Blacklow remembers having lunches with Duehay at the Faculty Club, and seeing wait staff greet the former politician with a friendly, “Hello, Mr. Mayor,” or “Hello, Frank.”
“Frank was a people’s person, but he did it quietly,” said Blacklow. “He was not a loud person. He was quiet, but very determined. Once he got a thought in his mind, he would grab it and would not let go of it until he found a way to at least have it moved forward a bit.”

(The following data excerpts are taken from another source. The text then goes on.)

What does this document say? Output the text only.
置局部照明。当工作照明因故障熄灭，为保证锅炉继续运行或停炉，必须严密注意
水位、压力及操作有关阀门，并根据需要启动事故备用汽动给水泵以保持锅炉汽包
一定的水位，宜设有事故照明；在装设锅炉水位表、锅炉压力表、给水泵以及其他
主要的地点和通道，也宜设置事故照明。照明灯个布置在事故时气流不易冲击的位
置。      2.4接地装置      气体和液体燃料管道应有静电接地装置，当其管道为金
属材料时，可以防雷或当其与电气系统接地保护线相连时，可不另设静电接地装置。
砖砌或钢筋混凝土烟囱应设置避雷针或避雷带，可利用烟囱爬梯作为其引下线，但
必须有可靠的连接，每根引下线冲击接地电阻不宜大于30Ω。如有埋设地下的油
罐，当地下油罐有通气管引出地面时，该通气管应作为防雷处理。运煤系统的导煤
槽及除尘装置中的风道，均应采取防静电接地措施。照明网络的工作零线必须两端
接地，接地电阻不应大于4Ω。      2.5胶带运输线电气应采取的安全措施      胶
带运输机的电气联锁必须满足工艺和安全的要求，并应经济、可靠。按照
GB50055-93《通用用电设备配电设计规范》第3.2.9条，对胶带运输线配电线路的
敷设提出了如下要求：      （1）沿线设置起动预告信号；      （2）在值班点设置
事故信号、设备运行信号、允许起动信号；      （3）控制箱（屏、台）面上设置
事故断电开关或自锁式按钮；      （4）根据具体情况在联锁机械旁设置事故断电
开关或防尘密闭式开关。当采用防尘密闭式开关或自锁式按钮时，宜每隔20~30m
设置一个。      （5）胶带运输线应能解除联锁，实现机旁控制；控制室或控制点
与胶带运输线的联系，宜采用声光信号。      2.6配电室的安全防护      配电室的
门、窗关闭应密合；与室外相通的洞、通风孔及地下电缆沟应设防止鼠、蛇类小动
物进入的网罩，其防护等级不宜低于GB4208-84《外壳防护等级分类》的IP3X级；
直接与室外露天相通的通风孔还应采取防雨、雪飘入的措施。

Warren Little ’55 also remembers Duehay with affection. “He had a real ability to listen to people and help them if they needed help, even with a suggestion that would be helpful without telling them how to run their business,” said Little. “He offered quiet advice, and he made many friends because he was so laid back and he was always trying to help where we could.”
In 2005, on the 50th anniversary of his Harvard graduation, Duehay was able to reflect on his legacy. In the personal entry for the “Red Book,” the class reports that are a longstanding College tradition, Duehay wrote of his pride for all the contributions he had made during his political career and his commitment to public service. The entry also offered a glimpse of his humor, down-to-earth personality, and passion for making things happen.
“Why won’t I write a book about the 36 years I spent in local government in Cambridge?” Duehay wrote. “When I started, Cambridge was a declining industrial city with high unemployment and a dismal economy. Today, it is a very successful high-tech city with a booming economy and triple A bond ratings. But I won’t write the book because it’s hard to write a good one and I didn’t keep careful notes. I was too busy to do that. I was an actor, not the scholar.”